Sunday, June 14, 2009

Michael Jackson--The Motown Years


Michael Jackson
Hello World- The Complete Motown Solo Collection
SITE SHIP DATE: 7/03/09
LIMITED EDITION QUANITITY: 7,000

“Michael Jackson could make you forget he was so young.”

So writes Suzee Ikeda, a Motown A&R assistant who was a creative confidante of a teenage Michael, in her introductory essay to Hello World: The Motown Solo Collection, a new 3-CD set that features every MJ recording released from 1971 to 1975, plus the Motown-era songs that were released after he left the company.

At the height of Jacksonmania in 1970-71, when everyone in the world, it seemed, was focusing on the hot kids’ group from Gary, Indiana, a solo career for Michael was not necessarily a given. But when 13-year-old Donny Osmond went solo while staying in the Osmonds family group, so did Michael, then turning 14, who was given material that made him sound even wiser and more mature as an artist. “Got To Be There” was his first solo hit, which featured a stunning, declamatory phrase that provided the name of this collection.

The LP Got To Be There, released in January 1972, also included the hits “Rockin’ Robin” and “I Wanna Be Where You Are.” It was followed by Ben, after the hit title song from a film about a pet rat—a song that became an unlikely No. 1 smash for Michael. The album was first issued with a cover featuring lurid artwork from the film, which was quickly replaced by a simpler image of MJ; our package reproduces both covers in the 48 page booklet.

Music And Me was next, an experiment in softening Michael’s sound—the album featured a few Adult Contemporary covers—followed by Forever, Michael. That LP had a harder dance age, and included the now-classic, sample-favorites “We’re Almost There” and “Just A Little Bit Of You.”

Those four albums might have been the end of the story for Michael and Motown, as the J5 left in 1975 to go to Epic Records. In the aftermath of the huge success of MJ’s solo Off The Wall, however, came the compilation One Day In Your Life, whose title song—lifted from Forever, Michael—turned into a No. 1 hit in the U.K. and top 40 AC in the U.S. Following the crazy ride of Thriller, Motown released Farewell My Summer Love, a batch of songs from the vault with contemporary overdubs; the title song went top 10 R&B.

There’s more: in 1986 Motown issued Looking Back To Yesterday, a collection of more vault masters—some with the J5—that contained further unexpected gems.
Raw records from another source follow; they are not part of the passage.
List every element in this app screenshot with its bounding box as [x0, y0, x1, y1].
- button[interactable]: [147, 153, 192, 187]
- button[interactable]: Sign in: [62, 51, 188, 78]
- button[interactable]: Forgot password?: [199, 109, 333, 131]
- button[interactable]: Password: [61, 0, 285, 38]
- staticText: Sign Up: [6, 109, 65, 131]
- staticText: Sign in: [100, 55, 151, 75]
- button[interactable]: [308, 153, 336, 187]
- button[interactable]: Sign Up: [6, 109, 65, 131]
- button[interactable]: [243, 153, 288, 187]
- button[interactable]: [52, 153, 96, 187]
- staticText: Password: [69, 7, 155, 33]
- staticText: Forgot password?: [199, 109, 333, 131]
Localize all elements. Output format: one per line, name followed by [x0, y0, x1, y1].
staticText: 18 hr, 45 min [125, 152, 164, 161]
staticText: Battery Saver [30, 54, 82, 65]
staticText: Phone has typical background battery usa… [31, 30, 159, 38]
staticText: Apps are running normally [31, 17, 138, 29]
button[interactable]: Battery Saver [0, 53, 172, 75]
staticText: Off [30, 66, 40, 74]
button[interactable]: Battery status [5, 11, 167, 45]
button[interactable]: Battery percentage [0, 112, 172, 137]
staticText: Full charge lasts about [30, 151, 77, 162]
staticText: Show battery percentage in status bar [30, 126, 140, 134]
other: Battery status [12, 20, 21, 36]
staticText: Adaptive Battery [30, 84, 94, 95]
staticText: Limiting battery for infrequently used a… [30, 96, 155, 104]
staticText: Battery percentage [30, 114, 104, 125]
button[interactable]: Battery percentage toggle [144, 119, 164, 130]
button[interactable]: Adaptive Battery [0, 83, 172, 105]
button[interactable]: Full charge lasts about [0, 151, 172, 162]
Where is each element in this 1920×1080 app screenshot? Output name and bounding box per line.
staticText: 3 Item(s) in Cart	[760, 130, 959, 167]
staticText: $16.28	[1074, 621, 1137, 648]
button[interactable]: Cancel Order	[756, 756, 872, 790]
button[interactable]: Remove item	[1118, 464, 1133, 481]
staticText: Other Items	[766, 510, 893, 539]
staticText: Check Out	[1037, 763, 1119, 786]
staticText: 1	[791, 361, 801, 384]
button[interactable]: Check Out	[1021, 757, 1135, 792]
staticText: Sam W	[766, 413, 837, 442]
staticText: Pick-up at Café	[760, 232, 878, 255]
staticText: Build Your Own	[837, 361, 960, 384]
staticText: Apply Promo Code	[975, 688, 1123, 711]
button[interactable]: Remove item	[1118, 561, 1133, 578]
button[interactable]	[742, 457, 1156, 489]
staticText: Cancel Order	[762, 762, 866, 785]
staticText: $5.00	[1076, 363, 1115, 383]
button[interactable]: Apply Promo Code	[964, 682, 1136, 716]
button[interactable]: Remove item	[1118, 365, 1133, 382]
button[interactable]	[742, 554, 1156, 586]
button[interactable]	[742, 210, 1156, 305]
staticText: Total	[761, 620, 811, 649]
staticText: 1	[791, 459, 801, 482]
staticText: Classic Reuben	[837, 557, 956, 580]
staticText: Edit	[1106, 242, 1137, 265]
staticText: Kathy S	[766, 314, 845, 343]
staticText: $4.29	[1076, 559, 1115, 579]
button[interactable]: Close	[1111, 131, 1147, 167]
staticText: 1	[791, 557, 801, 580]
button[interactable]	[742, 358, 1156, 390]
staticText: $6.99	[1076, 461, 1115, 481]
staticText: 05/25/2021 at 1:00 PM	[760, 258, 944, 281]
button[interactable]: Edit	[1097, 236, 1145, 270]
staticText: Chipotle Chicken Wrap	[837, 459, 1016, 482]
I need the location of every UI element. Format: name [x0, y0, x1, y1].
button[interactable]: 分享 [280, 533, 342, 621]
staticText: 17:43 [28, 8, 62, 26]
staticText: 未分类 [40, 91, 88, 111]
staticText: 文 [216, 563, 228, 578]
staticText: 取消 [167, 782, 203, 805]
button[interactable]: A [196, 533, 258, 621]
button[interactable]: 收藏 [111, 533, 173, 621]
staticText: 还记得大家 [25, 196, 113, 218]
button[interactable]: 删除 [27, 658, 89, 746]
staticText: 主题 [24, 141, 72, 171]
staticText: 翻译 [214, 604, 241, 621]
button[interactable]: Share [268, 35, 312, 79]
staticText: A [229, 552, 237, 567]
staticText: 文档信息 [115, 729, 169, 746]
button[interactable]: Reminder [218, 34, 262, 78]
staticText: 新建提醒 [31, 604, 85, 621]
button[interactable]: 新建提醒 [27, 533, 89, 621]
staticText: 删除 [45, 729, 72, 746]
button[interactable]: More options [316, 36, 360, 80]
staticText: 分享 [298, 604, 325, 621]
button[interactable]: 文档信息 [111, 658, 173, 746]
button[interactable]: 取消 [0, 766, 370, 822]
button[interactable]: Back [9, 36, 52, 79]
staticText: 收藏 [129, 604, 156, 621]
Hello World has all of that and these extra gems: all nine songs from Farewell My Summer Love are included in their original, undubbed mixes. Plus, we unearthed the original mix of “Twenty-Five Miles”—Michael’s cover of the Edwin Starr hit that has previously been available only in a 1987 vault collection. It’s all in a splendid 8” x 5.5” package with Ms. Ikeda’s intro, a main essay by Mark Anthony Neal, pages of annotations, rare photos and repros of the LP jackets. It’s deserving of the one of the greatest performers the world has ever known, at any age.